Quelques jours à peine après avoir enterré son père, le jeune Joseph Kabila a entamé une longue tournée internationale au cours de laquelle il aura droit, à chaque étape, à un tapis rouge, à des encouragements, à des conseils, mais aussi à des questions plus ou moins directes concernant l'avenir d'un pays - le Congo démocratique - qui conditionne celui de tous ses voisins.

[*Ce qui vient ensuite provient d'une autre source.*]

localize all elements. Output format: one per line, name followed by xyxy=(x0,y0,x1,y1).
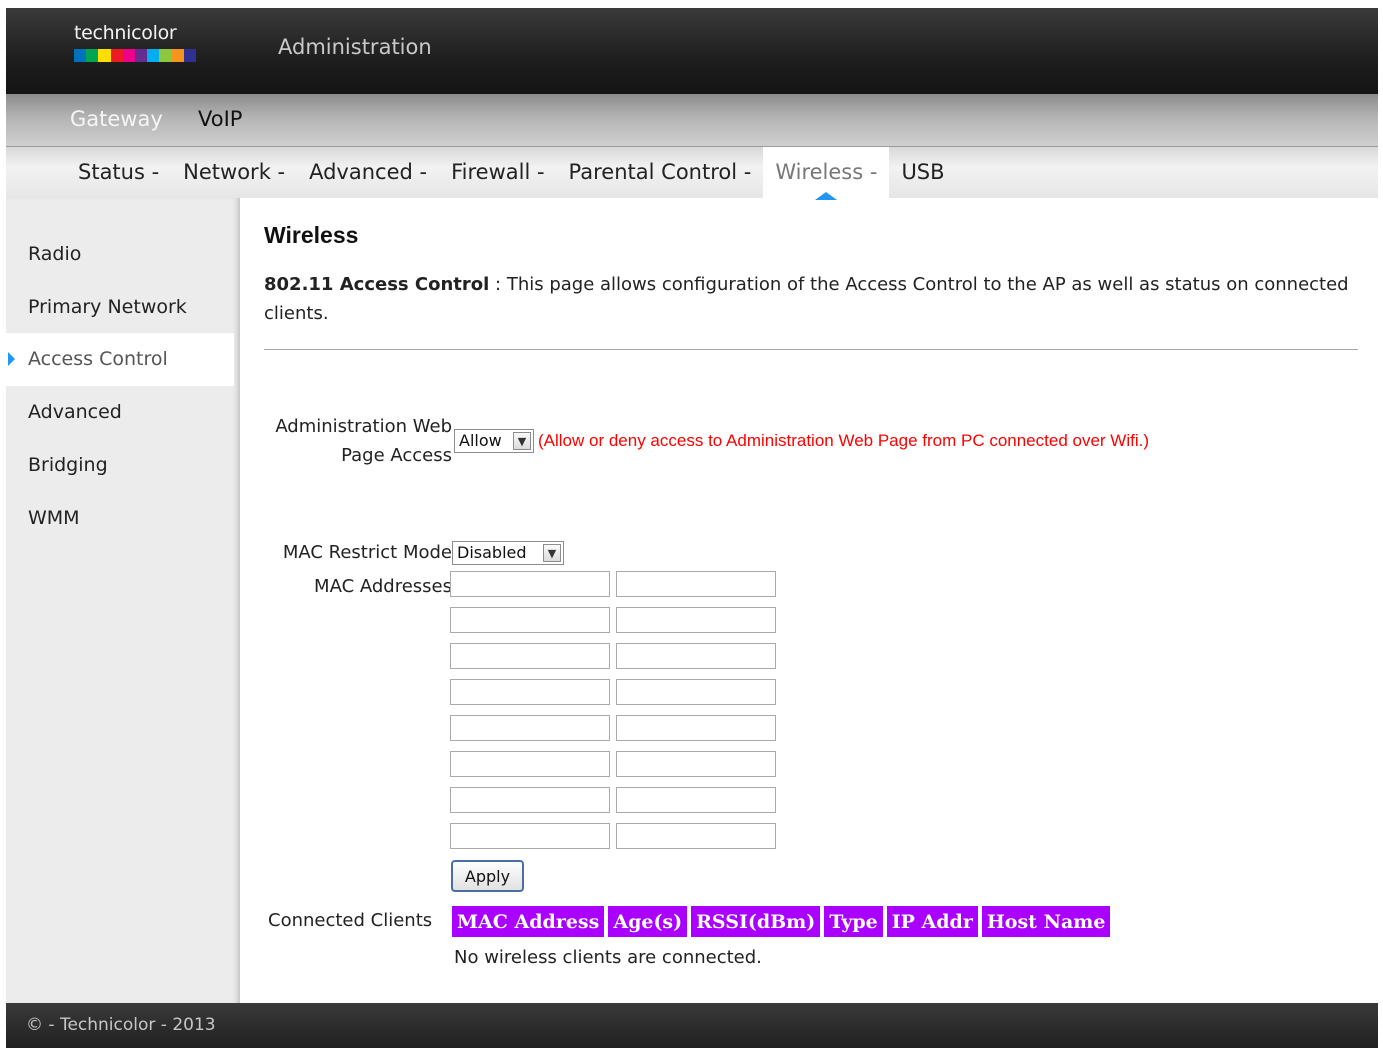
footer: © - Technicolor - 2013 xyxy=(6,1003,1378,1048)
mac-address-input[interactable] xyxy=(616,823,776,849)
tab-parental-control[interactable]: Parental Control - xyxy=(557,147,764,199)
mac-addresses-label: MAC Addresses xyxy=(314,576,452,597)
tab-wireless[interactable]: Wireless - xyxy=(763,147,890,200)
logo-color-segment xyxy=(110,49,123,62)
active-item-arrow-icon xyxy=(8,352,15,366)
sub-nav: Status - Network - Advanced - Firewall -… xyxy=(6,146,1378,200)
mac-address-input[interactable] xyxy=(616,643,776,669)
main-content: Wireless 802.11 Access Control : This pa… xyxy=(264,198,1364,1003)
mac-address-input[interactable] xyxy=(450,607,610,633)
mac-address-input[interactable] xyxy=(616,679,776,705)
technicolor-logo: technicolor xyxy=(74,22,197,62)
column-header-type: Type xyxy=(824,906,883,937)
tab-advanced[interactable]: Advanced - xyxy=(297,147,439,199)
page-title: Wireless xyxy=(264,222,359,248)
no-clients-message: No wireless clients are connected. xyxy=(454,947,762,968)
logo-color-segment xyxy=(183,49,197,62)
top-nav-gateway[interactable]: Gateway xyxy=(70,107,163,131)
sidebar-item-primary-network[interactable]: Primary Network xyxy=(6,281,234,334)
mac-address-input[interactable] xyxy=(616,751,776,777)
mac-address-input[interactable] xyxy=(616,571,776,597)
sidebar-item-access-control[interactable]: Access Control xyxy=(6,333,234,386)
chevron-down-icon[interactable]: ▼ xyxy=(513,432,531,450)
chevron-down-icon[interactable]: ▼ xyxy=(543,544,561,562)
mac-address-input[interactable] xyxy=(450,679,610,705)
divider xyxy=(264,349,1358,350)
admin-access-value: Allow xyxy=(459,431,502,450)
header-bar: technicolor Administration xyxy=(6,8,1378,94)
tab-network[interactable]: Network - xyxy=(171,147,297,199)
tab-usb[interactable]: USB xyxy=(889,147,956,199)
tab-wireless-label: Wireless - xyxy=(775,160,878,184)
admin-access-hint: (Allow or deny access to Administration … xyxy=(538,431,1149,450)
top-nav-voip[interactable]: VoIP xyxy=(198,107,242,131)
logo-color-segment xyxy=(86,49,99,62)
page-description: 802.11 Access Control : This page allows… xyxy=(264,270,1362,328)
mac-address-input[interactable] xyxy=(450,571,610,597)
tab-firewall[interactable]: Firewall - xyxy=(439,147,556,199)
logo-text: technicolor xyxy=(74,22,177,44)
sidebar-item-bridging[interactable]: Bridging xyxy=(6,439,234,492)
logo-color-segment xyxy=(171,49,184,62)
mac-address-input[interactable] xyxy=(616,607,776,633)
apply-button[interactable]: Apply xyxy=(451,860,524,892)
mac-restrict-mode-label: MAC Restrict Mode xyxy=(282,542,452,563)
logo-color-segment xyxy=(98,49,111,62)
mac-address-input[interactable] xyxy=(450,751,610,777)
logo-color-bar xyxy=(74,49,197,62)
description-heading: 802.11 Access Control xyxy=(264,274,490,295)
column-header-ip-addr: IP Addr xyxy=(886,906,978,937)
mac-restrict-mode-value: Disabled xyxy=(457,543,527,562)
top-nav: Gateway VoIP xyxy=(6,94,1378,146)
admin-access-label: Administration Web Page Access xyxy=(275,416,452,466)
logo-color-segment xyxy=(74,49,87,62)
logo-color-segment xyxy=(122,49,136,62)
mac-restrict-mode-select[interactable]: Disabled ▼ xyxy=(452,541,564,565)
mac-address-input[interactable] xyxy=(450,787,610,813)
logo-color-segment xyxy=(135,49,148,62)
mac-address-input[interactable] xyxy=(450,643,610,669)
table-header-row: MAC Address Age(s) RSSI(dBm) Type IP Add… xyxy=(452,906,1111,937)
column-header-host-name: Host Name xyxy=(981,906,1111,937)
tab-status[interactable]: Status - xyxy=(66,147,171,199)
sidebar-item-radio[interactable]: Radio xyxy=(6,228,234,281)
logo-color-segment xyxy=(147,49,160,62)
mac-address-input[interactable] xyxy=(616,715,776,741)
column-header-rssi: RSSI(dBm) xyxy=(691,906,821,937)
mac-address-input[interactable] xyxy=(616,787,776,813)
sidebar-item-label: Access Control xyxy=(28,348,168,370)
mac-address-input[interactable] xyxy=(450,823,610,849)
mac-address-grid xyxy=(450,571,776,849)
sidebar: Radio Primary Network Access Control Adv… xyxy=(6,198,240,1003)
app-frame: technicolor Administration Gateway VoIP … xyxy=(6,8,1378,1048)
header-title: Administration xyxy=(278,35,432,59)
connected-clients-table: MAC Address Age(s) RSSI(dBm) Type IP Add… xyxy=(448,906,1114,937)
logo-color-segment xyxy=(159,49,172,62)
admin-access-select[interactable]: Allow ▼ xyxy=(454,429,534,453)
mac-address-input[interactable] xyxy=(450,715,610,741)
column-header-age: Age(s) xyxy=(608,906,688,937)
sidebar-item-advanced[interactable]: Advanced xyxy=(6,386,234,439)
connected-clients-label: Connected Clients xyxy=(268,910,433,931)
footer-copyright: © - Technicolor - 2013 xyxy=(26,1015,216,1035)
sidebar-item-wmm[interactable]: WMM xyxy=(6,492,234,545)
column-header-mac-address: MAC Address xyxy=(452,906,605,937)
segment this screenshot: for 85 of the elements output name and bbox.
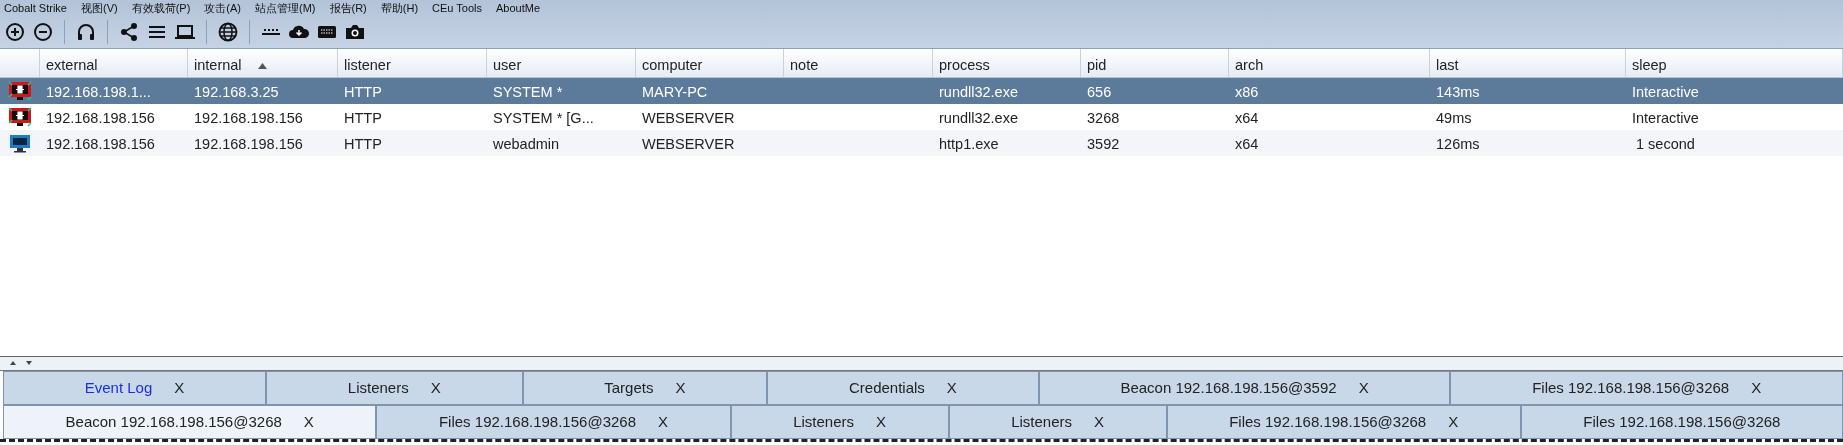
table-cell: HTTP xyxy=(344,110,382,126)
table-cell: WEBSERVER xyxy=(642,136,735,152)
close-button[interactable]: X xyxy=(946,376,957,400)
table-cell: 3268 xyxy=(1087,110,1120,126)
table-cell: 143ms xyxy=(1436,84,1480,100)
close-button[interactable]: X xyxy=(1448,410,1459,434)
column-header[interactable]: process xyxy=(933,49,1081,77)
table-cell: rundll32.exe xyxy=(939,110,1018,126)
table-cell: Interactive xyxy=(1632,110,1699,126)
tab[interactable]: Listeners X xyxy=(948,405,1167,439)
table-cell: HTTP xyxy=(344,136,382,152)
menu-item[interactable]: 站点管理(M) xyxy=(255,0,316,16)
column-header[interactable]: external xyxy=(40,49,188,77)
column-header[interactable]: user xyxy=(487,49,636,77)
menu-item[interactable]: 帮助(H) xyxy=(380,0,419,16)
menu-item[interactable]: 攻击(A) xyxy=(204,0,241,16)
close-button[interactable]: X xyxy=(658,410,668,434)
close-button[interactable]: X xyxy=(1358,376,1369,400)
column-header[interactable]: internal xyxy=(188,49,338,77)
table-cell: MARY-PC xyxy=(642,84,708,100)
menu-item[interactable]: 视图(V) xyxy=(81,0,118,16)
table-cell: http1.exe xyxy=(939,136,999,152)
tab[interactable]: Files 192.168.198.156@3268 X xyxy=(1166,405,1521,439)
collapse-arrows-icon[interactable] xyxy=(8,359,34,367)
table-cell: rundll32.exe xyxy=(939,84,1018,100)
share-icon[interactable] xyxy=(118,21,140,43)
table-cell: 192.168.198.156 xyxy=(46,136,155,152)
table-cell: SYSTEM * [G... xyxy=(493,110,594,126)
table-cell: 49ms xyxy=(1436,110,1472,126)
menu-item[interactable]: 有效载荷(P) xyxy=(131,0,191,16)
table-cell: HTTP xyxy=(344,84,382,100)
column-header[interactable]: sleep xyxy=(1626,49,1843,77)
column-header[interactable]: computer xyxy=(636,49,784,77)
table-row[interactable]: 192.168.198.156 192.168.198.156 HTTP webadmin WEBSERVER http1.exe 3592 x64 126ms 1 second xyxy=(0,130,1843,156)
computer-icon xyxy=(8,107,32,127)
menu-item[interactable]: AboutMe xyxy=(496,0,541,16)
close-button[interactable]: X xyxy=(1094,410,1105,434)
headphones-icon[interactable] xyxy=(75,21,97,43)
table-cell: 192.168.198.156 xyxy=(46,110,155,126)
column-header[interactable]: last xyxy=(1430,49,1626,77)
close-button[interactable]: X xyxy=(174,376,185,400)
column-header[interactable]: listener xyxy=(338,49,487,77)
tab[interactable]: Beacon 192.168.198.156@3592 X xyxy=(1038,371,1451,405)
tab[interactable]: Files 192.168.198.156@3268 xyxy=(1520,405,1843,439)
tab[interactable]: Beacon 192.168.198.156@3268 X xyxy=(3,405,377,439)
table-cell: 192.168.198.1... xyxy=(46,84,151,100)
close-button[interactable]: X xyxy=(1751,376,1762,400)
close-button[interactable]: X xyxy=(675,376,686,400)
add-icon[interactable] xyxy=(4,21,26,43)
table-cell: 126ms xyxy=(1436,136,1480,152)
table-cell: Interactive xyxy=(1632,84,1699,100)
column-header[interactable]: arch xyxy=(1229,49,1430,77)
remove-icon[interactable] xyxy=(32,21,54,43)
column-header[interactable]: pid xyxy=(1081,49,1229,77)
globe-icon[interactable] xyxy=(217,21,239,43)
tab[interactable]: Event Log X xyxy=(3,371,267,405)
table-row[interactable]: 192.168.198.1... 192.168.3.25 HTTP SYSTEM * MARY-PC rundll32.exe 656 x86 143ms Interactive xyxy=(0,78,1843,104)
menu-item[interactable]: Cobalt Strike xyxy=(4,0,67,16)
menu-item[interactable]: CEu Tools xyxy=(432,0,482,16)
table-cell: 192.168.198.156 xyxy=(194,110,303,126)
table-row[interactable]: 192.168.198.156 192.168.198.156 HTTP SYSTEM * [G... WEBSERVER rundll32.exe 3268 x64 49ms Interactive xyxy=(0,104,1843,130)
table-cell: x86 xyxy=(1235,84,1259,100)
tab[interactable]: Listeners X xyxy=(266,371,523,405)
close-button[interactable]: X xyxy=(303,410,314,434)
table-cell: 192.168.3.25 xyxy=(194,84,279,100)
tab[interactable]: Files 192.168.198.156@3268 X xyxy=(376,405,731,439)
close-button[interactable]: X xyxy=(430,376,441,400)
table-cell: 656 xyxy=(1087,84,1112,100)
close-button[interactable]: X xyxy=(876,410,887,434)
table-cell: WEBSERVER xyxy=(642,110,735,126)
column-header[interactable]: note xyxy=(784,49,933,77)
tab[interactable]: Listeners X xyxy=(730,405,949,439)
table-cell: 192.168.198.156 xyxy=(194,136,303,152)
table-cell: x64 xyxy=(1235,136,1259,152)
tab[interactable]: Targets X xyxy=(522,371,768,405)
table-cell-text: 1 second xyxy=(1635,136,1695,152)
menu-item[interactable]: 报告(R) xyxy=(329,0,367,16)
table-cell: SYSTEM * xyxy=(493,84,563,100)
table-cell: 3592 xyxy=(1087,136,1120,152)
tab[interactable]: Files 192.168.198.156@3268 X xyxy=(1450,371,1843,405)
computer-icon xyxy=(8,133,32,153)
table-cell: webadmin xyxy=(493,136,560,152)
table-cell: x64 xyxy=(1235,110,1259,126)
computer-icon xyxy=(8,81,32,101)
tab[interactable]: Credentials X xyxy=(767,371,1039,405)
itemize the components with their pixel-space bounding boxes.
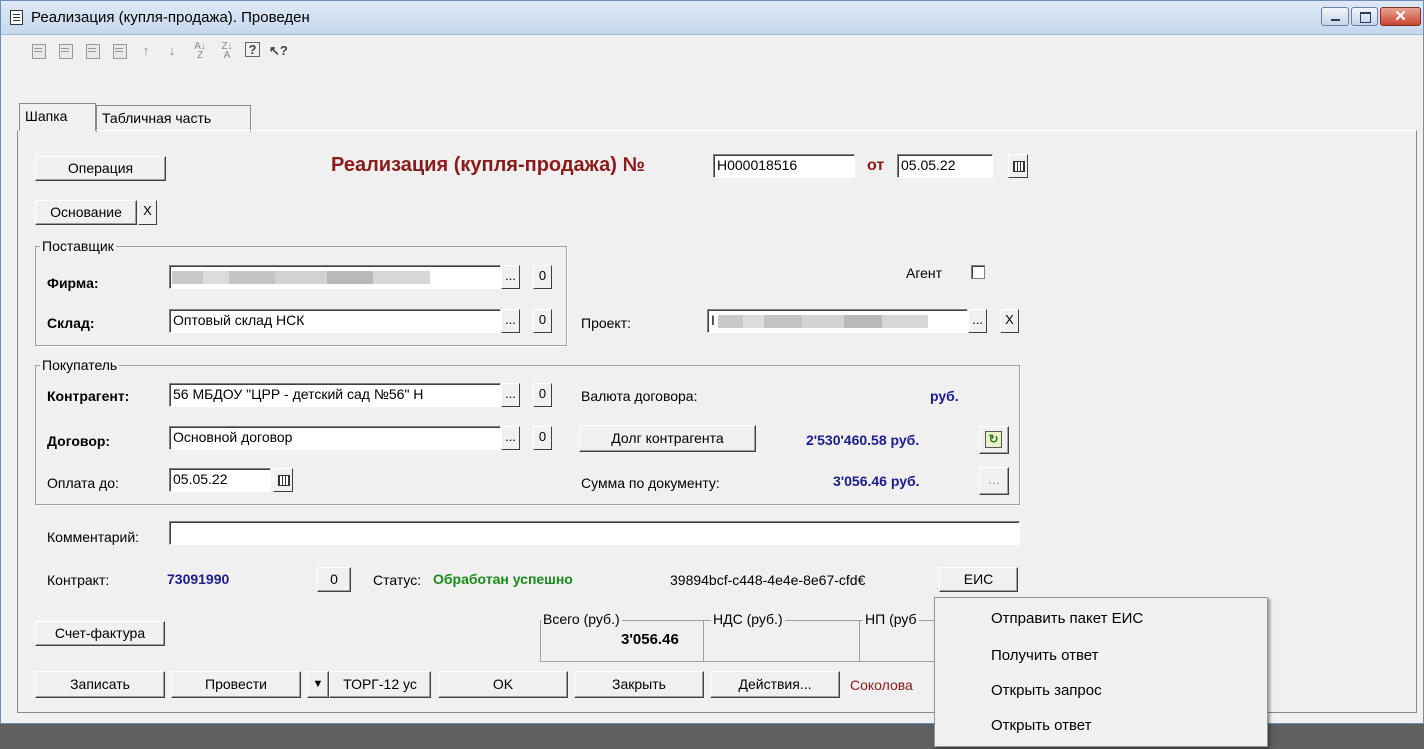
tab-table-part[interactable]: Табличная часть	[96, 105, 251, 132]
counterparty-field[interactable]: 56 МБДОУ "ЦРР - детский сад №56" Н	[169, 383, 501, 407]
totals-divider	[703, 621, 704, 661]
contract-open-button[interactable]: 0	[533, 426, 552, 450]
context-help-icon[interactable]: ↖?	[269, 42, 288, 60]
doc-sum-value: 3'056.46 руб.	[833, 473, 920, 489]
post-button[interactable]: Провести	[171, 671, 301, 698]
copy-doc-icon[interactable]	[56, 42, 74, 60]
refresh-debt-button[interactable]: ↻	[979, 426, 1009, 454]
maximize-button[interactable]	[1351, 7, 1378, 26]
pay-until-field[interactable]: 05.05.22	[169, 468, 271, 492]
sort-desc-icon[interactable]: Z↓ A	[218, 42, 236, 61]
contract-field[interactable]: Основной договор	[169, 426, 501, 450]
menu-item-get-response[interactable]: Получить ответ	[991, 647, 1099, 664]
contract-open-button[interactable]: 0	[317, 567, 351, 592]
eis-context-menu: Отправить пакет ЕИС Получить ответ Откры…	[934, 597, 1268, 747]
agent-checkbox[interactable]	[971, 265, 985, 279]
close-window-button[interactable]: ✕	[1380, 7, 1421, 26]
document-date-field[interactable]: 05.05.22	[897, 154, 993, 178]
delete-doc-icon[interactable]	[110, 42, 128, 60]
user-name: Соколова	[850, 677, 913, 693]
buyer-group-title: Покупатель	[40, 357, 120, 373]
total-value: 3'056.46	[621, 631, 679, 648]
status-value: Обработан успешно	[433, 571, 573, 587]
firm-label: Фирма:	[47, 275, 99, 291]
basis-button[interactable]: Основание	[35, 200, 137, 225]
status-label: Статус:	[373, 572, 422, 588]
totals-panel: Всего (руб.) 3'056.46 НДС (руб.) НП (руб	[540, 611, 940, 662]
minimize-button[interactable]	[1321, 7, 1349, 26]
print-form-button[interactable]: ТОРГ-12 ус	[329, 671, 431, 698]
invoice-button[interactable]: Счет-фактура	[35, 621, 165, 646]
title-bar: Реализация (купля-продажа). Проведен ✕	[1, 1, 1423, 35]
warehouse-select-button[interactable]: ...	[501, 309, 520, 333]
pay-until-label: Оплата до:	[47, 475, 119, 491]
edit-doc-icon[interactable]	[83, 42, 101, 60]
debt-value: 2'530'460.58 руб.	[806, 432, 920, 448]
contract-label: Договор:	[47, 433, 111, 449]
move-up-icon[interactable]: ↑	[137, 42, 155, 60]
supplier-group-title: Поставщик	[40, 238, 116, 254]
print-dropdown-button[interactable]: ▼	[307, 671, 329, 698]
new-doc-icon[interactable]	[29, 42, 47, 60]
comment-field[interactable]	[169, 521, 1020, 545]
currency-value: руб.	[930, 388, 959, 404]
firm-select-button[interactable]: ...	[501, 265, 520, 289]
contract-select-button[interactable]: ...	[501, 426, 520, 450]
document-title: Реализация (купля-продажа) №	[331, 154, 645, 176]
refresh-icon: ↻	[985, 431, 1002, 448]
warehouse-open-button[interactable]: 0	[533, 309, 552, 333]
close-icon: ✕	[1394, 8, 1407, 25]
date-label: от	[867, 157, 885, 174]
tab-header[interactable]: Шапка	[19, 103, 96, 131]
sort-asc-icon[interactable]: A↓ Z	[191, 42, 209, 61]
vat-label: НДС (руб.)	[711, 611, 785, 627]
redacted-project-bar	[718, 315, 928, 328]
document-icon	[10, 10, 23, 25]
project-label: Проект:	[581, 315, 632, 331]
totals-divider	[859, 621, 860, 661]
contract-number-value: 73091990	[167, 571, 230, 587]
contract-number-label: Контракт:	[47, 572, 110, 588]
ok-button[interactable]: OK	[438, 671, 568, 698]
comment-label: Комментарий:	[47, 529, 140, 545]
agent-label: Агент	[906, 265, 943, 281]
window-title: Реализация (купля-продажа). Проведен	[31, 9, 310, 26]
firm-open-button[interactable]: 0	[533, 265, 552, 289]
toolbar: ↑ ↓ A↓ Z Z↓ A ? ↖?	[1, 35, 1423, 65]
doc-sum-details-button[interactable]: ...	[979, 467, 1009, 495]
doc-sum-label: Сумма по документу:	[581, 475, 720, 491]
total-label: Всего (руб.)	[541, 611, 622, 627]
np-label: НП (руб	[863, 611, 919, 627]
guid-value: 39894bcf-c448-4e4e-8e67-cfd€	[670, 572, 866, 588]
counterparty-label: Контрагент:	[47, 388, 130, 404]
eis-button[interactable]: ЕИС	[939, 567, 1018, 592]
project-value: I	[711, 312, 715, 328]
menu-item-open-response[interactable]: Открыть ответ	[991, 717, 1091, 734]
document-number-field[interactable]: Н000018516	[713, 154, 855, 178]
operation-button[interactable]: Операция	[35, 156, 166, 181]
menu-item-open-request[interactable]: Открыть запрос	[991, 682, 1102, 699]
calendar-icon[interactable]	[1008, 154, 1028, 178]
firm-field[interactable]	[169, 265, 501, 289]
counterparty-open-button[interactable]: 0	[533, 383, 552, 407]
warehouse-field[interactable]: Оптовый склад НСК	[169, 309, 501, 333]
move-down-icon[interactable]: ↓	[163, 42, 181, 60]
help-icon[interactable]: ?	[245, 42, 260, 57]
redacted-firm-bar	[172, 271, 430, 284]
counterparty-debt-button[interactable]: Долг контрагента	[579, 425, 756, 452]
project-clear-button[interactable]: X	[1000, 309, 1019, 333]
save-button[interactable]: Записать	[35, 671, 165, 698]
basis-clear-button[interactable]: X	[138, 200, 157, 225]
counterparty-select-button[interactable]: ...	[501, 383, 520, 407]
actions-button[interactable]: Действия...	[710, 671, 840, 698]
project-select-button[interactable]: ...	[968, 309, 987, 333]
project-field[interactable]: I	[707, 309, 968, 333]
pay-until-calendar-icon[interactable]	[273, 468, 293, 492]
close-button[interactable]: Закрыть	[574, 671, 704, 698]
warehouse-label: Склад:	[47, 315, 95, 331]
currency-label: Валюта договора:	[581, 388, 698, 404]
menu-item-send-eis-package[interactable]: Отправить пакет ЕИС	[991, 610, 1143, 627]
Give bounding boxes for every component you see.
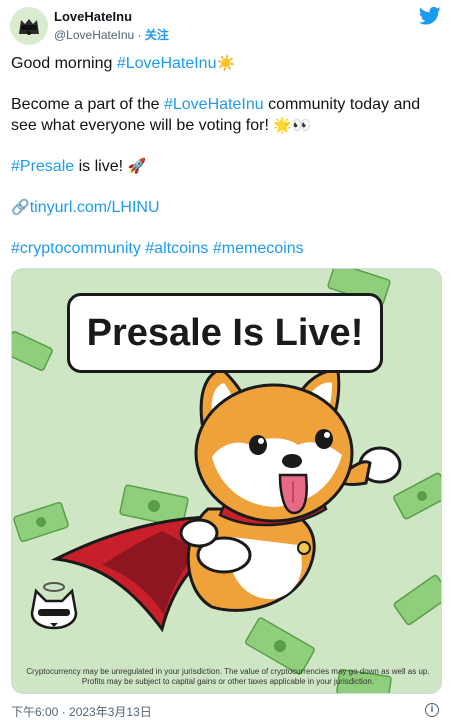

Ce traitement de faveur n'était guère prévisible il y a une semaine à peine, lorsque le fils de Laurent Kabila, âgé de 29 ans, remportait une succession difficile et faisait l'objet d'interrogations sur sa véritable filiation autant que sur sa capacité à diriger un pays presque sans Etat, partagé entre fronts rebelles et forces gouvernementales, et occupé par une demi-douzaine d'armées étrangères. Depuis, les principales puissances intéressées par l'Afrique centrale se sont lancées dans un «forcing diplomatique» qui commencé à porter ses fruits : les Etats-Unis et l'Afrique du sud d'un côté, l'Europe de l'autre.
USA contre Europe ?
L'Afrique du sud et les Etats-Unis ont dû mettre entre parenthèses leurs réticences vis-à-vis du régime de Kinshasa et prendre acte d'une succession qui est sans doute, à leurs yeux, le moindre mal auquel on pouvait s'attendre au lendemain de l'assassinat de Laurent Kabila. Le fils de celui-ci et Thabo Mbeki ont eu mardi soir un entretien d'une heure, à l'aéroport kinois de Ndjili, mais aucune déclaration publique n'a été faite par les deux présidents. Mbeki tente visiblement de concrétiser ce que son prédécesseur, Nelson Mandela, avait en vain rêvé: faire de l'Afrique du sud une «puissance régionale politiquement et économiquement incontournable». Pour l'heure, l'échec diplomatique de Mandela, constamment soupçonné de pencher du côté de Washington et de ses alliés (Ouganda et Rwanda), ne permet par à Pretoria de jouer un rôle à la hauteur d'une puissance régionale.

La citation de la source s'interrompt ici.